The facts of the case, as stated in the Official Law Reports, were as follows. On April 27, 1978, a receiving order was made against a bankrupt. He and his wife and his aunt, aged 82, were living together in a maisonette, which with a shop formed leasehold premises purchased by the bankrupt in 1975 for £17,000. The aunt had provided £12,000 of the purchase price, the remainder having been raised on mortgage. In providing the money, the aunt had been told according to her affidavit evidence, that she would be able to stay in the premises for as long as she liked, and that she would be looked after by the bankrupt and his wife.
The aunt had also paid some £2,271.16 for decorations and fittings for the property. She also paid some £9,000 in an attempt to stave off the bankrupt's bankruptcy. In September 1975 on the advice of her solicitor, the aunt got from the bankrupt a promissory note for £15,700, the reason being that by her will she had left her estate to her three nephews equally, and she felt that it would be unfair if the bankrupt were to take one third of what remained without bringing into account what he had already received.
The trustee in bankruptcy took steps to find out what rights, if any, the aunt claimed arising out of the provision by her of £12,000 towards the purchase price but the aunt did not reply to his letters.
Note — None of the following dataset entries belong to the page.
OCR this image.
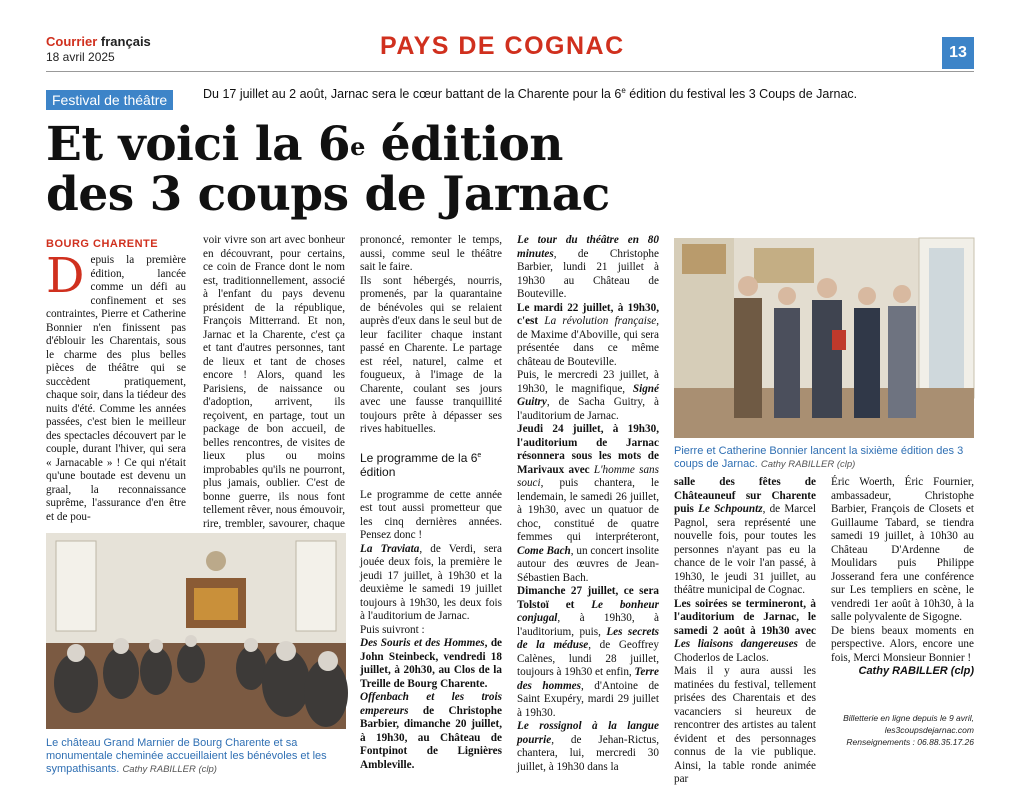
Courrier français
18 avril 2025	PAYS DE COGNAC	13
Festival de théâtre	Du 17 juillet au 2 août, Jarnac sera le cœur battant de la Charente pour la 6e édition du festival les 3 Coups de Jarnac.
Et voici la 6e édition
des 3 coups de Jarnac
BOURG CHARENTE
D epuis la première édition, lancée comme un défi au confinement et ses contraintes, Pierre et Catherine Bonnier n'en finissent pas d'éblouir les Charentais, sous le charme des plus belles pièces de théâtre qui se succèdent pratiquement, chaque soir, dans la tiédeur des nuits d'été. Comme les années passées, c'est bien le meilleur des spectacles découvert par le couple, durant l'hiver, qui sera « Jarnacable » ! Ce qui n'était qu'une boutade est devenu un graal, la reconnaissance suprême, l'assurance d'en être et de pou-

voir vivre son art avec bonheur en découvrant, pour certains, ce coin de France dont le nom est, traditionnellement, associé à l'enfant du pays devenu président de la république, François Mitterrand. Et non, Jarnac et la Charente, c'est ça et tant d'autres personnes, tant de lieux et tant de choses encore ! Alors, quand les Parisiens, de naissance ou d'adoption, arrivent, ils reçoivent, en partage, tout un package de bon accueil, de belles rencontres, de visites de lieux plus ou moins improbables qu'ils ne pourront, plus jamais, oublier. C'est de bonne guerre, ils nous font tellement rêver, nous émouvoir, rire, trembler, savourer, chaque

prononcé, remonter le temps, aussi, comme seul le théâtre sait le faire.

Ils sont hébergés, nourris, promenés, par la quarantaine de bénévoles qui se relaient auprès d'eux dans le seul but de leur faciliter chaque instant passé en Charente. Le partage est réel, naturel, calme et fougueux, à l'image de la Charente, coulant ses jours avec une fausse tranquillité toujours prête à dépasser ses rives habituelles.

Le programme de la 6e édition

Le programme de cette année est tout aussi prometteur que les cinq dernières années. Pensez donc !

La Traviata, de Verdi, sera jouée deux fois, la première le jeudi 17 juillet, à 19h30 et la deuxième le samedi 19 juillet toujours à 19h30, les deux fois à l'auditorium de Jarnac.

Puis suivront :

Des Souris et des Hommes, de John Steinbeck, vendredi 18 juillet, à 20h30, au Clos de la Treille de Bourg Charente.

Offenbach et les trois empereurs de Christophe Barbier, dimanche 20 juillet, à 19h30, au Château de Fontpinot de Lignières Ambleville.

Le tour du théâtre en 80 minutes, de Christophe Barbier, lundi 21 juillet à 19h30 au Château de Bouteville.

Le mardi 22 juillet, à 19h30, c'est La révolution française, de Maxime d'Aboville, qui sera présentée dans ce même château de Bouteville.

Puis, le mercredi 23 juillet, à 19h30, le magnifique, Signé Guitry, de Sacha Guitry, à l'auditorium de Jarnac.

Jeudi 24 juillet, à 19h30, l'auditorium de Jarnac résonnera sous les mots de Marivaux avec L'homme sans souci, puis chantera, le lendemain, le samedi 26 juillet, à 19h30, avec un quatuor de choc, constitué de quatre femmes qui interpréteront, Come Bach, un concert insolite autour des œuvres de Jean-Sébastien Bach.

Dimanche 27 juillet, ce sera Tolstoï et Le bonheur conjugal, à 19h30, à l'auditorium, puis, Les secrets de la méduse, de Geoffrey Calènes, lundi 28 juillet, toujours à 19h30 et enfin, Terre des hommes, d'Antoine de Saint Exupéry, mardi 29 juillet à 19h30.

Le rossignol à la langue pourrie, de Jehan-Rictus, chantera, lui, mercredi 30 juillet, à 19h30 dans la

Le château Grand Marnier de Bourg Charente et sa monumentale cheminée accueillaient les bénévoles et les sympathisants. Cathy RABILLER (clp)
Pierre et Catherine Bonnier lancent la sixième édition des 3 coups de Jarnac. Cathy RABILLER (clp)

salle des fêtes de Châteauneuf sur Charente puis Le Schpountz, de Marcel Pagnol, sera représenté une nouvelle fois, pour toutes les personnes n'ayant pas eu la chance de le voir l'an passé, à 19h30, le jeudi 31 juillet, au théâtre municipal de Cognac.

Les soirées se termineront, à l'auditorium de Jarnac, le samedi 2 août à 19h30 avec Les liaisons dangereuses de Choderlos de Laclos.

Mais il y aura aussi les matinées du festival, tellement prisées des Charentais et des vacanciers si heureux de rencontrer des artistes au talent évident et des personnages connus de la vie publique. Ainsi, la table ronde animée par

Éric Woerth, Éric Fournier, ambassadeur, Christophe Barbier, François de Closets et Guillaume Tabard, se tiendra samedi 19 juillet, à 10h30 au Château D'Ardenne de Moulidars puis Philippe Josserand fera une conférence sur Les templiers en scène, le vendredi 1er août à 10h30, à la salle polyvalente de Sigogne.

De biens beaux moments en perspective. Alors, encore une fois, Merci Monsieur Bonnier !

Cathy RABILLER (clp)

Billetterie en ligne depuis le 9 avril,
les3coupsdejarnac.com
Renseignements : 06.88.35.17.26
On April 30, 1979, the trustee in bankruptcy contracted to sell the premises to a purchaser for £17,000 with vacant possession, completion being fixed for May 29, 1979. After the date of the contract, the aunt, for the first time put forward a claim to an interest in the premises.
Brown Wilkinson, J held that there was no Resulting Trust and that the aunt had provided the £12,000 by way of loan and not as a gift and, accordingly, no interest in her favour was created under a resulting trust but since it was an essential feature of the loan that the aunt was to make her home in the premises to be acquired with the money lent, she had, as against the bankrupt, the right to occupy the premises for as long as she liked while the loan remained unrepaid, but that the aunt's right of occupation did confer some interest in the property under a constructive trust and that, since in the circumstances she was not barred from asserting her right by reason of any laches or acquiescence on her part, the trustee in bankruptcy took the property subject to her right and, accordingly, he was not entitled to an order for possession.
As Oakley has noted in his seminal book on the subject: “The interest of a beneficiary under a constructive trust is binding on the trustee in bankruptcy of the constructive trustee and take priority over the claims of his general creditors.” (Oakley, A. Parker & Mellows: The Modern Law of Trusts. 9th Edition. Sweet & Maxwell, London, 2008).